Questions

Questions

Questions

Jesus asked him, “What do you want me to do for you?” The blind man said, “Teacher, I want to see.” Jesus said, “Go, your faith has healed you.” At once he was able to see, and he began to follow Jesus on the way. (Mark 10:51-52)

This week I started two new books. One is an audio book for my work commute. In that book, the author spent some time reflecting on the questions that Jesus’ asks. She reminds us that Jesus had a way of cutting to the heart of the matter with a simple and direct question. In the passage above, Jesus asks the blind beggar Bartimaeus, “what do you want me to do for you?” To two of John the Baptist’s disciples he asks, “What are you looking for? To Jesus’ disciples fretting over having enough to feed the gathered crowd he asks, “How much bread do you have?” The author concludes, between the four gospels alone, Jesus provides ample questions to help us navigate growth in our “yearning for God.”

The second book is all about the art of asking better questions. Here this author also uses Jesus as a prime example of excellent question asking. The author’s conviction is that we all “need to ask more questions—and better questions.” He encourages his readers to realize that asking good questions “encourages wonder, or what we might call holy curiosity.” They move us from doubt to possibility, from cynicism to creativity.

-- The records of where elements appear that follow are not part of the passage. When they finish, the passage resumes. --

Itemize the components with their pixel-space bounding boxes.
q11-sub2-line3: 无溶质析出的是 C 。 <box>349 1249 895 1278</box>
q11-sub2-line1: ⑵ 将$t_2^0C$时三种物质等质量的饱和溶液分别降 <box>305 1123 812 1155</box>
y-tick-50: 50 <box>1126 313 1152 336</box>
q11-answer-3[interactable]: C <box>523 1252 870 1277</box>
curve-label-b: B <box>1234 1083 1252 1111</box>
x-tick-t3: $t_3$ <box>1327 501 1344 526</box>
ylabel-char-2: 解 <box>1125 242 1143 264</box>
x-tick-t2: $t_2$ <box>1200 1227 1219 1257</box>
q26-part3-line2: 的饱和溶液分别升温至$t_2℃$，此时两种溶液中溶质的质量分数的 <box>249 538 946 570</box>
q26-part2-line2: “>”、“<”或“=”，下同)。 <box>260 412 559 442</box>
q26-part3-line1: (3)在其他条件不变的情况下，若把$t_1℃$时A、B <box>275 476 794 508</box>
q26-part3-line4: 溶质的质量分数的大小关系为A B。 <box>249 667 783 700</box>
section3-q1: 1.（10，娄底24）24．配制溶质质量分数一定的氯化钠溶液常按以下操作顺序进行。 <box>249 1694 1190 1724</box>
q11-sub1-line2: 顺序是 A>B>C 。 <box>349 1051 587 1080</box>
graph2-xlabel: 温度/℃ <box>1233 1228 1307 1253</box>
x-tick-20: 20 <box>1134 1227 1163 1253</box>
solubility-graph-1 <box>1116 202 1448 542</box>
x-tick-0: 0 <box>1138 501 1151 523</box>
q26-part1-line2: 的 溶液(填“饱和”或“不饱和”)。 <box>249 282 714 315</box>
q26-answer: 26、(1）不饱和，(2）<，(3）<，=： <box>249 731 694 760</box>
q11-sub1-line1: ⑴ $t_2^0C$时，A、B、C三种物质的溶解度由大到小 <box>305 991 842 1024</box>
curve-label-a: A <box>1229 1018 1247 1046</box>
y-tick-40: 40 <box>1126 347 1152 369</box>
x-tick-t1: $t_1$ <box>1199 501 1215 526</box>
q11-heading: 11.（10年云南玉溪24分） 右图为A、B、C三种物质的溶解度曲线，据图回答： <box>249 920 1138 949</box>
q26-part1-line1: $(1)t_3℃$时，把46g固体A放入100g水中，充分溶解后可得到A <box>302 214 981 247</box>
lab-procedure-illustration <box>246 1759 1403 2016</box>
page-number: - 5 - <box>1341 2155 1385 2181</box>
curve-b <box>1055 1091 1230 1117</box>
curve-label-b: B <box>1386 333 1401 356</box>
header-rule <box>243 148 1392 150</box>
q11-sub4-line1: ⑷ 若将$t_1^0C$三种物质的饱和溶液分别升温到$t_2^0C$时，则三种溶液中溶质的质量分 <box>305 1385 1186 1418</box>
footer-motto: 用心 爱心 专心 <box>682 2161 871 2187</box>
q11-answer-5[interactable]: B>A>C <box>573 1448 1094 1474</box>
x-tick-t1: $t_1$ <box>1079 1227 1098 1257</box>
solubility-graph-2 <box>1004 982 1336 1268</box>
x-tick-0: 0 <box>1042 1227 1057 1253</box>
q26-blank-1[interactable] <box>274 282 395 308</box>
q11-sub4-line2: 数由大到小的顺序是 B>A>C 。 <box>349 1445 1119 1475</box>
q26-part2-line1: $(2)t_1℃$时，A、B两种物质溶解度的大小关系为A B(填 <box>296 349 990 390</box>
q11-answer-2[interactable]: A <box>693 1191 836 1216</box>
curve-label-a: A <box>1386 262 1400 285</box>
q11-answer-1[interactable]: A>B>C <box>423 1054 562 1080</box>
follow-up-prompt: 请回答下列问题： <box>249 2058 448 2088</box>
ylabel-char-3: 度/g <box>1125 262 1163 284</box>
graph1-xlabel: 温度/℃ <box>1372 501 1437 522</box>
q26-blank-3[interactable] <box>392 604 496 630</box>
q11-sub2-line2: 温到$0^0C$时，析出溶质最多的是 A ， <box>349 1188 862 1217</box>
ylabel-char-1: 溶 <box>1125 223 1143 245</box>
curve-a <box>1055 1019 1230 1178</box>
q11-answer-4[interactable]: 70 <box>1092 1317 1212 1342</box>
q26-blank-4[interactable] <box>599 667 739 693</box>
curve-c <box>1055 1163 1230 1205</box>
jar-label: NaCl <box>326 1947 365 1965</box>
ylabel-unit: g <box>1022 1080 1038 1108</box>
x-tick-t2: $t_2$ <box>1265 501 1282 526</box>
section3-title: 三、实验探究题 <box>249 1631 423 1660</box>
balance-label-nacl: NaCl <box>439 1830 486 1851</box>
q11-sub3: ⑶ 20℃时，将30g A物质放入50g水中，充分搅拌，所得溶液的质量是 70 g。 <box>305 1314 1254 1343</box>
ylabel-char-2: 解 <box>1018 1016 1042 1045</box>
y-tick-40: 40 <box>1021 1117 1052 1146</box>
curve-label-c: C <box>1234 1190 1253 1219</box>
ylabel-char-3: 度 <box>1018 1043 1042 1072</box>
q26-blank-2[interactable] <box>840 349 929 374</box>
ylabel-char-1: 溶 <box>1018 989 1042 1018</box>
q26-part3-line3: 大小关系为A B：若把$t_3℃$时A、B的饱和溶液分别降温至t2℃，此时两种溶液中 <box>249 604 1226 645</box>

Both authors have led me to reflect on how many times I don’t ask the questions that are bubbling under the surface. This is especially true when thinking about asking God questions. I guess I somehow assume that God knows my thoughts, he knows my ponderings, he knows my fears, why would I need to ask God questions. But I realize that at this moment in my life, this assumption, that God already knows, has allowed some doubts to creep into my thinking. I’ve doubted that God really cares about my questions.

If I am totally honest, all that is going on in the world, has me asking lots of questions. Yet I realize that I’m not always good at carrying those questions to God. Instead, I tend to carry them in my heart and mind, and depending on the day those questions can begin to feel like a heavy burden.

I don’t think it’s a stretch to take Jesus’ question to Bartimaeus and reframe it, so that Jesus is asking us that same question. For example, me imagining Jesus saying, “Shawn, what do you want me to do for you?” I want to learn to be quick to compose an answer to such a question, but too often I think my answer defaults to, “Lord, I’m good, my questions and my burden is nothing compared to all that’s going on, I don’t need anything.”

Today, I hear God quietly whispering, “Shawn, I care about your questions, I want you to share them with me.”

I don’t know what questions you might be asking today. But I believe God is saying the same thing to you, “Beloved, I care about your questions, I invite you to share them with me.”

I invite you to pray with me.

Lord, thank you for being a God who welcomes our questions.

Whether immense or small, you care about them all.

Bartimaeus simply asked, and you healed.

Sometimes, we ask, simply wanting to be heard.

Like children we may ask why, but you point us back to you.

Thank you for listening to our “whys” and sitting with us in them.

Lord, perhaps we don’t ask because we think we already know an answer.

Help us instead to ask and then listen for your answer.

We love you, and are thankful for your love. Amen.